We chose to use SHR aged 8–9 weeks that do not yet have elevated blood pressures, but present with sympathetic hyperactivity (Cabassi et al. 1998) to avoid a possible influence of high blood pressure effects on the activation of cardiovascular reflex feedback mechanisms (such as baroreflex buffering the autonomic outflow). However, what remains unclear is whether the sympathetic hyperactivity observed in this strain at the prehypertensive stage is more prominent for certain target organs, such as the liver.

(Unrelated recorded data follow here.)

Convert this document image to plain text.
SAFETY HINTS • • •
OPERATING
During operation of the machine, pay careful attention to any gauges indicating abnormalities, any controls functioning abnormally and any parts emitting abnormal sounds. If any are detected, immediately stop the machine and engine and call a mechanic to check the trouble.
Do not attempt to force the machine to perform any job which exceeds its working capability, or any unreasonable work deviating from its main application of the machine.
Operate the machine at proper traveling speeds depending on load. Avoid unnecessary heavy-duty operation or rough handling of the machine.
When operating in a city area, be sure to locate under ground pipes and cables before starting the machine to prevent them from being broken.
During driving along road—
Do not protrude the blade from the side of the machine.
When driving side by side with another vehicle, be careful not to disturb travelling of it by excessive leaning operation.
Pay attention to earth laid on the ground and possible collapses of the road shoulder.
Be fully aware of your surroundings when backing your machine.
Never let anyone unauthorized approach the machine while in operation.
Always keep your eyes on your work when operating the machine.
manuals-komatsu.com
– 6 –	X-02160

Taken together, our findings show that the central actions of insulin plays a potentially very important role in controlling hepatic venous glucose concentration mainly by activation of parasympathetic nerves to the liver of Wistar but not in SHR. Moreover, we can postulate that autonomic imbalance or insulin resistance in SHR (or a combination of these) might contribute to the defective central action of insulin in control of HVGC. Thus, a better understanding of the role of the autonomic nervous system in regulating hepatic glucose levels by the central actions of insulin might help to uncover new pharmacological and potentially nonpharmacological therapies to treat diseases such as hypertension and diabetes.